Featured on the catwalk were several dresses made from nettles gathered from Prince Charles’ Highgrove estate.
The duo behind the label had met the Prince of Wales for tea last year as part of the British Fashion Council’s Positive Fashion initiative, a new platform that promotes ethical and sustainable best practices in Britain’s 32-billion-pound ($40 billion) fashion industry.
Prince Charles, as the Guardian reported, latched onto a mention of the use of nettles in clothing in an attempt to swerve conversation away from his son Prince Harry’s impending nuptials to the American actress Meghan Markle.
“I’ve got lots of those at Highgrove,” he told the designers, who have experimented with fabrics made from cow parsley and horseradish in the past. A little while later, the prince extended an invitation to Highgrove, and before they knew it, Vin and Omi (who both go by mononyms) were directing a team of students from Oxford Brookes University to harvest 3,000 nettle plants.
Nettles, known for their stinging hairs, sound like a hostile feedstock to work with, but they’ve been woven into fiber since the time of the Romans. In the Himalayas, nettle production generates income for many Nepali people. Vin + Omi employed a new technique that turns the fibrous “strings” from the stalks into a fluff so “wispy [and] airy…you might think it was a type of alpaca or maybe a very fine fleece,” Omi said.
“Sting,” the designers wrote on Instagram, marks a new direction by the label “against fast fashion [while] championing sustainability.” Other materials in the collection include polyester derived from recycled plastic bottles, flax, natural latex and “no-kill fleece” from pet alpacas. Its slogan minces no words: “Stop f-ing the planet.”
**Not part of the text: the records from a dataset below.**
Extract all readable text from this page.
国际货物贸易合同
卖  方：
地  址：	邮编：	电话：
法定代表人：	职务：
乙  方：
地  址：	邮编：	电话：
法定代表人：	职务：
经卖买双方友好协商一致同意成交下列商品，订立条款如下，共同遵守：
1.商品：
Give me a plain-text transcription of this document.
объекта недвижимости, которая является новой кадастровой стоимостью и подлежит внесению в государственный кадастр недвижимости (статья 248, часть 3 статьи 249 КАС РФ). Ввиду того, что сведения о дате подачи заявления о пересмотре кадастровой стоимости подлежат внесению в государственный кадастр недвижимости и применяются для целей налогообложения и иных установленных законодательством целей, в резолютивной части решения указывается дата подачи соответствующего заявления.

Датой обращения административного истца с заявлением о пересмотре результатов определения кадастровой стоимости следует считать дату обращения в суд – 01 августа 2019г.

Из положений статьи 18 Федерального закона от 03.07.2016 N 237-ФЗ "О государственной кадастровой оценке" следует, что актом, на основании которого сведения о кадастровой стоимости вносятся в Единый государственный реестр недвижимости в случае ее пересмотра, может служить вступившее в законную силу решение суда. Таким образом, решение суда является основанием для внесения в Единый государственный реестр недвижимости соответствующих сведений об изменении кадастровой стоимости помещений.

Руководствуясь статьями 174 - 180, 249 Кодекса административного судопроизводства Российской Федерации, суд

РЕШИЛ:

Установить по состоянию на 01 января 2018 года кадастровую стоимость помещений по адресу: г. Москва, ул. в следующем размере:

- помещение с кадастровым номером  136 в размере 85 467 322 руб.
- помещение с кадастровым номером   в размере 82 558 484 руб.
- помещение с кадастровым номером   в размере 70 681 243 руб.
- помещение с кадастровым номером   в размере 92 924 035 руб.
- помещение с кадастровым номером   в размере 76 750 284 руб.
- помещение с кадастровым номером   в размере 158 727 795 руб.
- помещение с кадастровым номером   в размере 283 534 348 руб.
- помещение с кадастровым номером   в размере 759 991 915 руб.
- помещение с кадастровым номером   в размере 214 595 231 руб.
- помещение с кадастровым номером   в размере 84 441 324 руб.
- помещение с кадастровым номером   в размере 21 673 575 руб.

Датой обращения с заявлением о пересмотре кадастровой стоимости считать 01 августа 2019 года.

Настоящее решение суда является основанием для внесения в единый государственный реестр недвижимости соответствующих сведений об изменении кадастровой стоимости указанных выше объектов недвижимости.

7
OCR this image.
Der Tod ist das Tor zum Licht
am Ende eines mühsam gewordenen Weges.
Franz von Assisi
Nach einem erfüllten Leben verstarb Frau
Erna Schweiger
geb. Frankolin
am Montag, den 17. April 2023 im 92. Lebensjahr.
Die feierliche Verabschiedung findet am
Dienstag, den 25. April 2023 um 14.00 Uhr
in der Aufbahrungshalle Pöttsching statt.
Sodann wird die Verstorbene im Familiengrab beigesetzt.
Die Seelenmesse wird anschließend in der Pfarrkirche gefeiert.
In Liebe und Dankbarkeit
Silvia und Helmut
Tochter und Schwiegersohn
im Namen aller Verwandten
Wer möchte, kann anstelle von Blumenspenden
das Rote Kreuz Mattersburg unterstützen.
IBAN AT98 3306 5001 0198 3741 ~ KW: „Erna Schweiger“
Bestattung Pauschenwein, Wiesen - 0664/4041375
“Nettles are perceived to have no value,” Omi told the Guardian. “Hopefully that challenges the way we think about fashion. Nettles are everywhere, they are a weed, they are an abundant natural resource in this country. We want to start people thinking about how fashion can work with what the environment has on offer, rather than forcing itself on the environment in harmful ways.”